Multistate Psittacosis Outbreak among Poultry Plant Workers, 2018

At a Glance

Laboratory confirmed* cases: 13

States affected: Georgia, Virginia

Deaths: 0

*Includes Chlamydia psittaci detected by PCR in lower respiratory tract specimen, nasopharyngeal specimen, or stool specimen

Last updated February 11, 2019; originally posted September 19, 2018
The Virginia and Georgia departments of health investigated a multistate outbreak of psittacosis occurring at two poultry slaughter plants owned by a single corporation. CDC and the U.S. Department of Agriculture (USDA) assisted with the investigation. The outbreak is now over, with no new cases being reported since October 2018.

Recommendations

  • Contact a healthcare professional if you have fever, cough, headache, or muscle aches after working at a poultry slaughter plant involved in the outbreak. Tell your healthcare professional that you may have been exposed to psittacosis. Healthcare professionals can treat psittacosis with antibiotics.
  • Plant management should implement steps to minimize exposures to bird droppings and respiratory secretions to protect their workers.
  • Learn how people who work in poultry slaughter plants can prevent psittacosis.

Latest Outbreak Information

  • The outbreak is now over, with no new cases being reported since October 2018. CDC and the Virginia and Georgia departments of health encourage clinicians to have a high index of suspicion of psittacosis in individuals who have signs/symptoms consistent with psittacosis and who work in poultry slaughter plants.
  • During August–October 2018, psittacosis cases were reported among workers at two poultry slaughter plants in Virginia and Georgia. A single corporation owns both plants.
  • Chlamydia psittaci, the type of bacteria that causes psittacosis, was detected by a laboratory test in 13 people. Additional illnesses in workers at the two plants have been identified, although have not been confirmed by the laboratory.  The Virginia and Georgia departments of health may report all cases, making their case counts higher than what CDC reports (i.e., CDC is only reporting laboratory-confirmed cases).
  • No deaths have been reported.
  • Current evidence indicates that all of the people who had psittacosis worked at poultry slaughter plants in two states: Virginia and Georgia.
  • The affected plants in Virginia and Georgia voluntarily suspended operations for cleaning.
    • On September 8, 2018, the affected plant in Virginia suspended operations. The plant reopened on September 18, 2018.
    • On September 15, 2018, the affected plant in Georgia suspended operations. The plant reopened on September 19, 2018.
  • Plant management held town hall meetings in both plants to inform their workers about the outbreak.

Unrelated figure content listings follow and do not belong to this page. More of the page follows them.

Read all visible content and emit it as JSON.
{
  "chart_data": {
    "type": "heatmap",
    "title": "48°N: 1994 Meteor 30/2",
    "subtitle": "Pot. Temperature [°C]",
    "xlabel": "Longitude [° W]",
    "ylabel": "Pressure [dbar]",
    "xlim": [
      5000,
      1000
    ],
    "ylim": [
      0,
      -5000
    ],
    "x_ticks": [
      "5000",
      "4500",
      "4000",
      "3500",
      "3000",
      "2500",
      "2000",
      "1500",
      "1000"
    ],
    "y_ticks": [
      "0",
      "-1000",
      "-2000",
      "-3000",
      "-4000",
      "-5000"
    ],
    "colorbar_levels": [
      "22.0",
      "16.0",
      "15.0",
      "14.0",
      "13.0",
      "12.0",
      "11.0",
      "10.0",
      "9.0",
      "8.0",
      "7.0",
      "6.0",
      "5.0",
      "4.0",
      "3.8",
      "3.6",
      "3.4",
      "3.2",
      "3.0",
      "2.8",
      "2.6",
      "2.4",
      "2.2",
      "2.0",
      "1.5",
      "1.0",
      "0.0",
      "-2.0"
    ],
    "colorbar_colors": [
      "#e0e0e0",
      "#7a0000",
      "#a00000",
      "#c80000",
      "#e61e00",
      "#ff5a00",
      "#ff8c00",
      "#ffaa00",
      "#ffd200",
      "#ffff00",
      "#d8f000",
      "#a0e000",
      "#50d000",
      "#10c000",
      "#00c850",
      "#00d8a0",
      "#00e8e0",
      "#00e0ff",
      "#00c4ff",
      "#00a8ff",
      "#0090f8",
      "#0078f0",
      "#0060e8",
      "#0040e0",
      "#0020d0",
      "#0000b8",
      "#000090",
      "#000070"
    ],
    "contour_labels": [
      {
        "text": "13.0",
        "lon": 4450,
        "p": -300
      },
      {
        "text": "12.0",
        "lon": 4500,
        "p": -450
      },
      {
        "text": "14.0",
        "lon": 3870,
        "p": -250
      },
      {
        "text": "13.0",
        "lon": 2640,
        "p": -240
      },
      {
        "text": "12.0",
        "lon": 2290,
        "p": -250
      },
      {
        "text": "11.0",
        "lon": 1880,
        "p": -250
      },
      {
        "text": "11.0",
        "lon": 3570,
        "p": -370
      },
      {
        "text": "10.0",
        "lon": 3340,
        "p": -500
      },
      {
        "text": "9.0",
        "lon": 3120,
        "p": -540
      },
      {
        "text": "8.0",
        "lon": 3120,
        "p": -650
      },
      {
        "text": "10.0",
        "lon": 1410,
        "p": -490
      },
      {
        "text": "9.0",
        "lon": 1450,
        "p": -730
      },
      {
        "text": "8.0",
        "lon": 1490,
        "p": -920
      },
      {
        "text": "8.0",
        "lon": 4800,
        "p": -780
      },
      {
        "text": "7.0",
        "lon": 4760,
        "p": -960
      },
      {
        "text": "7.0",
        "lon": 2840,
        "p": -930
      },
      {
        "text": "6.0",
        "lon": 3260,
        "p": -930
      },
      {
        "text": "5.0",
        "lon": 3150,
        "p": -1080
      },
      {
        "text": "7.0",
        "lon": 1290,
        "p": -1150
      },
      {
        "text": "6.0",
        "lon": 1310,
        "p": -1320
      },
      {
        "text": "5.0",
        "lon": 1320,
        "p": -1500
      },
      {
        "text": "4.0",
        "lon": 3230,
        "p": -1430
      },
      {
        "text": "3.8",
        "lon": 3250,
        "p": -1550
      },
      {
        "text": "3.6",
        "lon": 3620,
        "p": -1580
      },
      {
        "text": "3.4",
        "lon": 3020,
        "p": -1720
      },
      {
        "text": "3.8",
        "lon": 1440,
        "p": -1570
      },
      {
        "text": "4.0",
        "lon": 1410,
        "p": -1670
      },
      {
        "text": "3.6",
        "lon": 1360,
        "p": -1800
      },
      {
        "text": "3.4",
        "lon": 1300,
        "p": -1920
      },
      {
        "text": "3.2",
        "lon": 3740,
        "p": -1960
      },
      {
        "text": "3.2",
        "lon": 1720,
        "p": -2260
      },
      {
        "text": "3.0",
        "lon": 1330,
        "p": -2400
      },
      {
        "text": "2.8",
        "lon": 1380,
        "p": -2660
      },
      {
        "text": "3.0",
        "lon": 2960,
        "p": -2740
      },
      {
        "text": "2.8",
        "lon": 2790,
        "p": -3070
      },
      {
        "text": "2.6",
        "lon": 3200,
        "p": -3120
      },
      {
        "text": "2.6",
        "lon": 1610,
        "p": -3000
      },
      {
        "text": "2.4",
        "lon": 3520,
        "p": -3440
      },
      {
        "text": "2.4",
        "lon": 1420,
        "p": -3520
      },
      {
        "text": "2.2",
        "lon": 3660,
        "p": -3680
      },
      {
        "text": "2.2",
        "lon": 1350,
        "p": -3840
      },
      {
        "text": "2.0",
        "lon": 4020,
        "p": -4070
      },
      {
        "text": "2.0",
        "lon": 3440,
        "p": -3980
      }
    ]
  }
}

How You Can and Cannot Get Psittacosis

The most common way someone gets infected with the bacteria that cause psittacosis (Chlamydia psittaci) is by breathing in dust containing dried secretions (e.g., droppings, respiratory) from infected birds. There is no evidence that these bacteria can spread by preparing or eating chicken meat.

It is rare for psittacosis to spread from person to person. In this outbreak, infection among family members who are not workers at the affected plants has not been reported.

Symptoms of Psittacosis in People

In general, psittacosis causes mild illness in people. The most common symptoms include:

  • Fever and chills
  • Headache
  • Muscle aches
  • Dry cough

Psittacosis can also cause pneumonia (a lung infection) that may require treatment or care in a hospital. Rarely, psittacosis can result in death.

Most people begin developing signs and symptoms of psittacosis within 5 to 14 days after exposure to the bacteria (C. psittaci). Occasionally, people report the start of symptoms after more than 14 days.

Investigation Details

February 11, 2019

The Virginia and Georgia departments of health investigated a multistate outbreak of psittacosis occurring at two poultry slaughter plants owned by a single corporation. CDC and USDA assisted with the investigation.

CDC and Virginia and Georgia departments of health encourage clinicians to have a high index of suspicion of psittacosis in individuals who have signs/symptoms of psittacosis and who work in poultry slaughter plants. If you become aware of poultry workers with X-ray confirmed or clinician-diagnosed pneumonia or suspected psittacosis, please contact your local health department. CDC can perform confirmatory laboratory testing. Lower respiratory tract specimens (e.g., sputum) are ideal. CDC will also accept other specimen types (e.g., nasopharyngeal/oropharyngeal swabs, whole blood, stool) for psittacosis investigations.